= Miles Hilton-Barber =

British adventurer (born c.1949)

Miles Anthony Hilton-Barber (born c. 1949) is a Zimbabwean-British blind adventurer. He undertakes a variety of expeditions all around the world to raise awareness and money for a charity organization, and blind people in general. His recent trips include flying from London to Sydney in a micro-light, climbing Mont Blanc and running across the Gobi Desert.

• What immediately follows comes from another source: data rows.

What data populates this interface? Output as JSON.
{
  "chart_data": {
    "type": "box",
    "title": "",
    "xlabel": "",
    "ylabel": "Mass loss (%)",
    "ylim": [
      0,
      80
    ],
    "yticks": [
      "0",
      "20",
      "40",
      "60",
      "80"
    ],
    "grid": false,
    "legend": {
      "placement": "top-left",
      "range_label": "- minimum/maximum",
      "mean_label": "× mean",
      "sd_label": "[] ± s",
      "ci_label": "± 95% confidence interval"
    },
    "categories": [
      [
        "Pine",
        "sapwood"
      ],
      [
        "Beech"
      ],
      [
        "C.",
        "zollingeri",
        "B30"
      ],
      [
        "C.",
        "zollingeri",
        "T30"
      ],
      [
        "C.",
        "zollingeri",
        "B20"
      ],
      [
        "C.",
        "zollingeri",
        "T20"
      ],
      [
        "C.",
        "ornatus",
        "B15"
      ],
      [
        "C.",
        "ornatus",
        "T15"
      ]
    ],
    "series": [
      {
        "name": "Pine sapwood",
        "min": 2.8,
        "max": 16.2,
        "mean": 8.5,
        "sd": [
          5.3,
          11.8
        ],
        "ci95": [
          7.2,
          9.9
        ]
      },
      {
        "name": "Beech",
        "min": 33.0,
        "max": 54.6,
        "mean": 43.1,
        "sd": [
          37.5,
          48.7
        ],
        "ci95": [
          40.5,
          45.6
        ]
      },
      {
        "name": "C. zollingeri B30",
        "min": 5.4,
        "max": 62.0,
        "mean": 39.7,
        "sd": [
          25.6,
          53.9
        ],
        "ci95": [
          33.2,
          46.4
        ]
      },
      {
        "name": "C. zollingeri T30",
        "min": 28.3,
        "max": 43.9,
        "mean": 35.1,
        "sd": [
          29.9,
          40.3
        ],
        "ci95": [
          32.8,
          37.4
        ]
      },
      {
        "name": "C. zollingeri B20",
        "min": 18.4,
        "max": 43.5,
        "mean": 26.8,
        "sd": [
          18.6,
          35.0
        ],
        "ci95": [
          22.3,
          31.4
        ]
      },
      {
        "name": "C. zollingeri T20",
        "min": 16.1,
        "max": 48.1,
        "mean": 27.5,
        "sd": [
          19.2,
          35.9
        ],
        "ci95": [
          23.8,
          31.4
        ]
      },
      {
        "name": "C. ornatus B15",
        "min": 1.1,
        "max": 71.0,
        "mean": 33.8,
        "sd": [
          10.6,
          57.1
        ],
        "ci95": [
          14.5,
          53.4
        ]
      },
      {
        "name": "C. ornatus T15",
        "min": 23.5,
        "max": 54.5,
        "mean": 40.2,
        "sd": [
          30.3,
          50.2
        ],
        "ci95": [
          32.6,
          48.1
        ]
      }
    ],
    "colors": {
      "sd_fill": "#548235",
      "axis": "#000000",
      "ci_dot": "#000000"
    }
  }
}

Hilton-Barber grew up in Rhodesia (now Zimbabwe), where his father, Lt.-Col. Maurice Hilton-Barber , was Director of Civil Aviation in Rhodesia. Prior to losing his sight, he aspired to be a fighter pilot like his father and two uncles, but failed the eye exam at age 18. At age 21 he was diagnosed with the genetic deteriorative condition, retinitis pigmentosa, and believed until age 50 that his life would be dull and extremely limited. His brother, Geoff, was also diagnosed with the same condition and was also fully blind by age 40 but became an adventurer in multiple extreme sports, including skydiving, sailing, and mountain and desert hiking. After Geoff set the record as the first blind sailor to cross an ocean solo, sailing from Durban, South Africa to Perth, Australia in 1997, Miles was inspired to also become an adventurer.